Après avoir interdit les représentations du Mur à Paris samedi, dimanche et lundi, la préfecture de police de Paris avait autorisé la représentation lundi soir d'Asu Zoa, estimant qu'il s'était écoulé un "délai raisonnable" depuis que Dieudonné avait annoncé travailler sur un nouveau spectacle. Elle avait aussi pris acte de son engagement public de "ne pas réitérer des propos contraires à la dignité de la personne humaine".

La préfecture avait toutefois prévenu que si des propos "tombant sous le coup de la loi venaient à être tenus" lors de ce nouveau spectacle, "toutes les conséquences en seraient tirées tant au plan judiciaire qu'administratif".

Après les interdictions, validées par le Conseil d’État, d'une série de représentations du "Mur" en France, Dieudonné avait annoncé samedi qu'il renonçait à ce spectacle pour se consacrer à "Asu Zoa", un titre qui signifie "la face de l'éléphant" en langue Ewondo du Cameroun. L'artiste controversé avait déclaré que le show évoquerait "la position de l'Afrique dans le monde, son histoire" et les "ancêtres" de Dieudonné, né il y a 47 ans d'un père camerounais et d'une mère bretonne.
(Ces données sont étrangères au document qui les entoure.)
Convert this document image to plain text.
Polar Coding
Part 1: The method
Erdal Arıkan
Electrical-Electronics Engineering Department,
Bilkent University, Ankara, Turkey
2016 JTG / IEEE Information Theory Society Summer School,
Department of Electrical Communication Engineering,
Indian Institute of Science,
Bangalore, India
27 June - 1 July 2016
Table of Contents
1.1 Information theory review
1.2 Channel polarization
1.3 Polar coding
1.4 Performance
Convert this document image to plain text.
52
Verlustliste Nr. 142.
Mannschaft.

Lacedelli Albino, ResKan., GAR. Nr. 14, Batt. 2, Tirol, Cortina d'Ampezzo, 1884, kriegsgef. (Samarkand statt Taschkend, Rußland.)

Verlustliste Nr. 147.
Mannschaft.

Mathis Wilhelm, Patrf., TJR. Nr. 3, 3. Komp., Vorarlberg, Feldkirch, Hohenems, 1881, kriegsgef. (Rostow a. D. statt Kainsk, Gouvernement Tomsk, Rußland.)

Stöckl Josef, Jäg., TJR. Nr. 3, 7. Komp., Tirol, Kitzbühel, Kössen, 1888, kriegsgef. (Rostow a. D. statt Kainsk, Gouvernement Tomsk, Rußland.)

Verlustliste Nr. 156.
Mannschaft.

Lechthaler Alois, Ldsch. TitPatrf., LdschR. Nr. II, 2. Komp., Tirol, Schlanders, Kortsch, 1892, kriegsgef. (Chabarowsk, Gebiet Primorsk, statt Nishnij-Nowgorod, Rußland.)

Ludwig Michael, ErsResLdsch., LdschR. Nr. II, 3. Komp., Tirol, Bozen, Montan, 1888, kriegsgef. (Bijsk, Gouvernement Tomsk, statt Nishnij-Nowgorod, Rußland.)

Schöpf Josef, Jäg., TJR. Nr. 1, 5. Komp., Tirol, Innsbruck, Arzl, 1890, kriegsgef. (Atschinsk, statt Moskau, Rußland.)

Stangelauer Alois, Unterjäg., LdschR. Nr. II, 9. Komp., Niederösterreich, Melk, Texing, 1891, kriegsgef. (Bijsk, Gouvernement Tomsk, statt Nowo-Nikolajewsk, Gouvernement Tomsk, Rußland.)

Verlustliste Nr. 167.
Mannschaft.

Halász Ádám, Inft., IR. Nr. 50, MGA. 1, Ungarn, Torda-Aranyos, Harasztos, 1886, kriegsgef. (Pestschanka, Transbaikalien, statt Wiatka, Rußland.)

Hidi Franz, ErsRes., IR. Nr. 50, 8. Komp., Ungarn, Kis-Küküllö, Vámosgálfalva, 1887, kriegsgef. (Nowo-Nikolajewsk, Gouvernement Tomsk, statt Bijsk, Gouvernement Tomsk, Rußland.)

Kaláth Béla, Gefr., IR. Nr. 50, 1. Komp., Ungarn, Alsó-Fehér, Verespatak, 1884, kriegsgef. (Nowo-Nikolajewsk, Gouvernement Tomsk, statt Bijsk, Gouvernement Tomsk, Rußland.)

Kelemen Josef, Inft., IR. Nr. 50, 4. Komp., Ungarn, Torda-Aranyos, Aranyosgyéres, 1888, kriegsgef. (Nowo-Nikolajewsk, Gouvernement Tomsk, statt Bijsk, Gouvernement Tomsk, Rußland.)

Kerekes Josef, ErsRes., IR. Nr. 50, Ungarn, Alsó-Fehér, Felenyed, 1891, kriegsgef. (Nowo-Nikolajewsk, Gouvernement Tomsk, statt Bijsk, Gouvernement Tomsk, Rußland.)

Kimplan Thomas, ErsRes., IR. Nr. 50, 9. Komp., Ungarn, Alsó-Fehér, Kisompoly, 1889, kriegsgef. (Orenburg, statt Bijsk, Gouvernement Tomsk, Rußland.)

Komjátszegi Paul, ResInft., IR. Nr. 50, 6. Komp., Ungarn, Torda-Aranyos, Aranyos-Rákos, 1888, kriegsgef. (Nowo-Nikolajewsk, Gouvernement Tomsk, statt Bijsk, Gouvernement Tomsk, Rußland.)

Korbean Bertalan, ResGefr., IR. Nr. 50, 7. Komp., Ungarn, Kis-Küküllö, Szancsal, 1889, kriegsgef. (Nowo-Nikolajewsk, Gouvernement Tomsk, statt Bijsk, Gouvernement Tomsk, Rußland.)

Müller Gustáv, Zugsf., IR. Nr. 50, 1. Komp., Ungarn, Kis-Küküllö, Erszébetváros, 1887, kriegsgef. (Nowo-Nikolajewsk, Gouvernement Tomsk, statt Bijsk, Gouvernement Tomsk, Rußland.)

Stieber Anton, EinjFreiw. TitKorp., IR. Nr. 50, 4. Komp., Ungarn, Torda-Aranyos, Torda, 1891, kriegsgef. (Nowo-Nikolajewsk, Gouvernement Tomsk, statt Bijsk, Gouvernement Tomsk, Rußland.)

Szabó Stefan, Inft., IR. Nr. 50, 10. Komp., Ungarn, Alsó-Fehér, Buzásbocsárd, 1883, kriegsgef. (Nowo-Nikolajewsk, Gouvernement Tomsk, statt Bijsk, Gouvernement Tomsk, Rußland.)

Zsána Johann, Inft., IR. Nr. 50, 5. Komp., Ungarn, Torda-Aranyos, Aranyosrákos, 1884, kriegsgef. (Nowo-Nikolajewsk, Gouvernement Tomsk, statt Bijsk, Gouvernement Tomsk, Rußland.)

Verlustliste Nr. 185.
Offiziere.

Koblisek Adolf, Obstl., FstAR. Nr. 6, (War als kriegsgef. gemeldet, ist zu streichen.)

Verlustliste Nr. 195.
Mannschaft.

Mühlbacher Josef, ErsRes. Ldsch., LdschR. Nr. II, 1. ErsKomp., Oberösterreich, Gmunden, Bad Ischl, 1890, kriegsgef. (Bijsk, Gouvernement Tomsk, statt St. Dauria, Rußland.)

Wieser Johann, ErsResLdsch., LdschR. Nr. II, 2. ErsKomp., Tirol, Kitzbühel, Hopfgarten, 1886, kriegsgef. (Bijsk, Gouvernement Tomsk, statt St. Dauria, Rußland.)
Lundi, Manuel Valls s'était dit "sceptique" sur les "remords soudains" de Dieudonné, condamné à plusieurs reprises pour antisémitisme. Mais le ministre de l'Intérieur, en pointe dans l'offensive gouvernementale contre le polémiste, avait souligné que "s'il s'agit d'un spectacle complètement nouveau dans lequel il n'y a pas de propos racistes ou antisémites, oui, il peut avoir lieu".

L'Union des étudiants juifs de France (UEJF) est pour sa part "dubitative sur cette volte-face et remarque que Dieudonné continue de diffuser sur Internet des messages vidéos racistes et antisémites via sa chaîne Youtube", écrit-elle dans un communiqué diffusé dans la nuit de lundi à mardi.

 
 

D'autres ennuis attendent Dieudonné, qui est sous la menace d'une éventuelle expulsion de ce théâtre parisien qu'il loue depuis 1999. Judiciairement il fait également l'objet d'enquêtes sur des soupçons d'organisation frauduleuse de son insolvabilité et de blanchiment d'argent.